The premise behind the book is nanotechnology, the building of manmade machinery of incredibly small size.

Jack Forman a bright fortyish unemployed computer software designer with a biology background is acting as a house husband to his three children. His wife Julia, who also has a computer background, is a V.P. of Xymos. Xymos is a company involved in nanotechnology whose major project is being funded by the Department of Defense. They are developing a super miniature undetectable surveillance camera which can be suspended in the air much like dust, in a remote facility in the Nevada desert.

Xymos has been having developmental problems and the D.O.D is threatening to stop the flow of money. In addition Julia Forman has been acting very bizzarely and neglecting her family.

A desperate phone called is placed to Jack Forman by Xymos to help them correct their problems as a paid consultant. He is flown out to the Nevada laboratory where he learns that a swarm of these mini cameras has escaped the facility. They have been created using both biological and computer technology originally created by Forman. Shockingly, the swarm is reproducing and evolving at a rapid pace and showing characteristics of living entities. This evolution is being nurtured by the killing and consumption of the local animal population with the Xymos technicians as their apparent next targets.

This story is too far fetched to be at all plausible. I'd have to however give Crichton high marks on his imagination, intelligence and the exhaustive research he obviously put in.

Rating: 5 stars
Summary: Best since Jurassic Park
Review: What else can you say to a book like this but, wow. I had so much fun reading it that I finished it in record time and handed it off to my wife. A fun, flippant but disturbing look at nanotechnology and the ramifications of using others theories, as Ian Malcom said, "Riding on the shoulders of geniuses."

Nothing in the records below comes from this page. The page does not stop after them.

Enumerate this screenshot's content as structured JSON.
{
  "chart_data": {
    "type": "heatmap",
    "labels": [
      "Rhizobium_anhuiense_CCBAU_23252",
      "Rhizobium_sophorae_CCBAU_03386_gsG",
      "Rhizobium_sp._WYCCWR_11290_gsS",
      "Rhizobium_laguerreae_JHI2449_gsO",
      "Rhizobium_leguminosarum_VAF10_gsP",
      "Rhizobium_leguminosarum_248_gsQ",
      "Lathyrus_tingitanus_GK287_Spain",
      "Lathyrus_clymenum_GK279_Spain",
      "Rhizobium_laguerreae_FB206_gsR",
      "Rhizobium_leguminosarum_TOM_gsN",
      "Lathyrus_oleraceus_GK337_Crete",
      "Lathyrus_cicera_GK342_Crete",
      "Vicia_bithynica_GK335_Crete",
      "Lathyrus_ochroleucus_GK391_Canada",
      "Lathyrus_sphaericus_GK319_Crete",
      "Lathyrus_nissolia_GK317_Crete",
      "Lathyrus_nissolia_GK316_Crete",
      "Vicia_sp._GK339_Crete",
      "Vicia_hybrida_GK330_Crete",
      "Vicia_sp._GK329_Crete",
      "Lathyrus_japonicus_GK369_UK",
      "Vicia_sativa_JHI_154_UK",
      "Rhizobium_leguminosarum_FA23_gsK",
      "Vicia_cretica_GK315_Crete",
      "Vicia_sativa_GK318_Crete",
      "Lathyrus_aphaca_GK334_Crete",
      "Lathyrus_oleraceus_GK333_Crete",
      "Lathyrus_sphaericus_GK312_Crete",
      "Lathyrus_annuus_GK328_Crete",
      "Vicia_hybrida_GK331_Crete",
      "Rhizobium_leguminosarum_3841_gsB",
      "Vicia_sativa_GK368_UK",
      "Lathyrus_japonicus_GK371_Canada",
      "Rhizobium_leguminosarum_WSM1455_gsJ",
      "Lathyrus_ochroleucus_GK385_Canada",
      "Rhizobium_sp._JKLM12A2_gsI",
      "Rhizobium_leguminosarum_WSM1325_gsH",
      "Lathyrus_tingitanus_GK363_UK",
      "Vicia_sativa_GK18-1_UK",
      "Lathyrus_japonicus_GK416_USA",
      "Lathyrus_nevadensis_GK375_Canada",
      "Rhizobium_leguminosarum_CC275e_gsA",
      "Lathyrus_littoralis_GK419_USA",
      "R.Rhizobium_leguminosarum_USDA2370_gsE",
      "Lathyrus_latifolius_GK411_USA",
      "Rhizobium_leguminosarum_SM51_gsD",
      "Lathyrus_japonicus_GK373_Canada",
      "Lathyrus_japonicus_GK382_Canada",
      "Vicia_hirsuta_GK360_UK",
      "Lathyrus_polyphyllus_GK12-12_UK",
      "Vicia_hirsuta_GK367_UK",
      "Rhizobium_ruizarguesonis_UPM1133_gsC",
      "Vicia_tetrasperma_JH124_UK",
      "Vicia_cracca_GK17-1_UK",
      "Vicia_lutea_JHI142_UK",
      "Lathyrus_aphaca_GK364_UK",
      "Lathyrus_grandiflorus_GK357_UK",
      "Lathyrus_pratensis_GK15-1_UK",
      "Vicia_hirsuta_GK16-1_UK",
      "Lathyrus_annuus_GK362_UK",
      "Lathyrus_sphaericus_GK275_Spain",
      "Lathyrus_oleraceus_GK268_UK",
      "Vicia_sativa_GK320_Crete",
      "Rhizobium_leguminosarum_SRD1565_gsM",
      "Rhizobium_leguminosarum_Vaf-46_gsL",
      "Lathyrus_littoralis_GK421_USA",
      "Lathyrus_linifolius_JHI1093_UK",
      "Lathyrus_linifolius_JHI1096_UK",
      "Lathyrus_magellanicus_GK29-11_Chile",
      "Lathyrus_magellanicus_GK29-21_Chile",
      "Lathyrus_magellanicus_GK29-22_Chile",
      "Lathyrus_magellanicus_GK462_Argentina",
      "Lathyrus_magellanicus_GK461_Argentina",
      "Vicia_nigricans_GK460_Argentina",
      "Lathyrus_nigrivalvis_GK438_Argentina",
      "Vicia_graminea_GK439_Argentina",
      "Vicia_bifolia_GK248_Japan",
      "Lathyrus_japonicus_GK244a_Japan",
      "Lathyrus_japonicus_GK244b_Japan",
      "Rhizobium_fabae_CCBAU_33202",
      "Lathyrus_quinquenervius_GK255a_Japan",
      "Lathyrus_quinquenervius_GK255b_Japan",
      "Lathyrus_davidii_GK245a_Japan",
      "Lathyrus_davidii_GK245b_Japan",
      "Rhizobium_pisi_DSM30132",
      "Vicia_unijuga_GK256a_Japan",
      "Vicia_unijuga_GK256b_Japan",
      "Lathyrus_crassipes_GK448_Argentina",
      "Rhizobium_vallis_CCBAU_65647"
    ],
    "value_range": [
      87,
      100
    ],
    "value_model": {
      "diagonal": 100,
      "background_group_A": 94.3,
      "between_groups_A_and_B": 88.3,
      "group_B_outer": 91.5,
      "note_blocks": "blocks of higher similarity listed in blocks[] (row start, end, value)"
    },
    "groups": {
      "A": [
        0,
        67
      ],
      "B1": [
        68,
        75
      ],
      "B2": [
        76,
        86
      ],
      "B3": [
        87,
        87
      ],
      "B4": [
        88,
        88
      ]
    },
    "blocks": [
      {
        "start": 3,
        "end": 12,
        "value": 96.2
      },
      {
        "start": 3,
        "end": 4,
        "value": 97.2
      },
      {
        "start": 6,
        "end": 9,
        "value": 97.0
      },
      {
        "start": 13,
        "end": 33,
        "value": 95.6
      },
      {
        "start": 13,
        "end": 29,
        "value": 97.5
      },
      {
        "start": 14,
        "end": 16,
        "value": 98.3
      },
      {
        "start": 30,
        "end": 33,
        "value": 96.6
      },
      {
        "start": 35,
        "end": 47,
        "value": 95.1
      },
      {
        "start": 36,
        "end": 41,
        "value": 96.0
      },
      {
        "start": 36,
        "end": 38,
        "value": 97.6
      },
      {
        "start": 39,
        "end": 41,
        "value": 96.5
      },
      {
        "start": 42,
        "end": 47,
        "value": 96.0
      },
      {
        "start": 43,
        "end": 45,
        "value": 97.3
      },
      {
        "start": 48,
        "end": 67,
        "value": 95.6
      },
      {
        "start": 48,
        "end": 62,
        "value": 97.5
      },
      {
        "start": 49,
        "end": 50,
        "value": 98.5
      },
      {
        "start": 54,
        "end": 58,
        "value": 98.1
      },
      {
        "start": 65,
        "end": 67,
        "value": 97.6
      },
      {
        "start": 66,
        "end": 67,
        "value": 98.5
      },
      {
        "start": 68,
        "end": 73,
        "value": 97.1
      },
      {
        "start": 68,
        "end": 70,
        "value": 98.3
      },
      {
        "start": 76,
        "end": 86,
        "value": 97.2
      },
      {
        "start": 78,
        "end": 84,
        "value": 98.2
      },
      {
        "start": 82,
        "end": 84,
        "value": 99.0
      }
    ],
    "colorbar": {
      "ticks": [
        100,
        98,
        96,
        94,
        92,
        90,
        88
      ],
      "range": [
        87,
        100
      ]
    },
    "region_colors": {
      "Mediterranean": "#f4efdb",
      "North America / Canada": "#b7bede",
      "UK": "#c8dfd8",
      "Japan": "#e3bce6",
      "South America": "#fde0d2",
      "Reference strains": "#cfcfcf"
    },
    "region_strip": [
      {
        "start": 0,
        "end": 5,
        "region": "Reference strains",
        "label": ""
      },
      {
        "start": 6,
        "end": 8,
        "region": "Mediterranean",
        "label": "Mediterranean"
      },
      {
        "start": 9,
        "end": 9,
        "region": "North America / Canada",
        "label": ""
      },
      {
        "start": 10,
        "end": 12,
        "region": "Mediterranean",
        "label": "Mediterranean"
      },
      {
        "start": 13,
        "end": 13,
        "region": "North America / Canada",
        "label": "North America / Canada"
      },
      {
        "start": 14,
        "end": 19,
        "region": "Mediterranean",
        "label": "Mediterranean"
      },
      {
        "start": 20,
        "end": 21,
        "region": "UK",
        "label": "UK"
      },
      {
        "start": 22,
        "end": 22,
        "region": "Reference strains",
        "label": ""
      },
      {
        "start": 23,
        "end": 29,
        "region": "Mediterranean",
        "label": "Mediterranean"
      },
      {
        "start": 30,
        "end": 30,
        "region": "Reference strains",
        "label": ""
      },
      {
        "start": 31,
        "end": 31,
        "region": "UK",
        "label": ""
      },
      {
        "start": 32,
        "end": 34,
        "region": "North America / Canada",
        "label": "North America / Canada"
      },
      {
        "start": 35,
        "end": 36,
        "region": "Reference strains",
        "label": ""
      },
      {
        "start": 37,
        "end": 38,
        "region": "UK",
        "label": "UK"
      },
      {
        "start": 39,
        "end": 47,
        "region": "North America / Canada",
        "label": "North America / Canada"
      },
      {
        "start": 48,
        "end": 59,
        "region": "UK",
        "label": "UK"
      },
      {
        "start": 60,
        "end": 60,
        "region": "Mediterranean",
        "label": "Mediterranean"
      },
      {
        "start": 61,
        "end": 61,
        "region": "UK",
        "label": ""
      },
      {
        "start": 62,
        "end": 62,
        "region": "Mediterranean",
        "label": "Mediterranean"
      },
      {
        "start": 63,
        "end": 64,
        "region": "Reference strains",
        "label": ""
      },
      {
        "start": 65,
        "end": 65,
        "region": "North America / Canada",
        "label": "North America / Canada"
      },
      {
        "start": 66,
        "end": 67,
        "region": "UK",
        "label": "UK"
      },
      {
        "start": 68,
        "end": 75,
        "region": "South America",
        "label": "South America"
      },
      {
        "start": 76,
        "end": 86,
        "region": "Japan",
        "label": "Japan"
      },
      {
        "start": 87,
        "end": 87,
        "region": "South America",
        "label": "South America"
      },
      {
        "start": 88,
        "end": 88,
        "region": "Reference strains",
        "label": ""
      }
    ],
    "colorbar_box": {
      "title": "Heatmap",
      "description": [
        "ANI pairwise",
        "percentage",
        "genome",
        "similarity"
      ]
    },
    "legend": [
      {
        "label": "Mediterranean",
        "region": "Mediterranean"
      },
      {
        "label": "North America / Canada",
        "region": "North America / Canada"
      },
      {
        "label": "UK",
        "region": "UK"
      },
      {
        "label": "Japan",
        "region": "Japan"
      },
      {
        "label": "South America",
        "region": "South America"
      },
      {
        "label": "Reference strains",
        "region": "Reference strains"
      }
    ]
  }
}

The hero is the "stay at home" dad with a good sense of humor. You have to wonder if Mr. Crichton has performed this duty himself as it was very well played out and true to form. There is very little time for character buildup, but who needs it when the events are so well put together and new catastrophes unfold on every 10 pages.

Crichton has not performed this type of "can't put down" writing since Jurassic Park. Although the reader figures out the ending way before everyone in the book does, it only adds to your wanting to find out when and how the characters will figure it out for themselves. The end is another great roller coaster ride from a master. Sit back, buckle up and enjoy the ride!

Rating: 5 stars
Summary: Prey
Review: Michael Crichton's book was excellent. The scientific jargon lost me a couple of times. Overall the book was exciting, I couldn't put it down! The way Mr. Crichton has a habit of showing mankind of it's giant leaps in technology, but major mess ups figuring out the cons of such technology, is uncanny. Keep up the great work Mr. Crichton!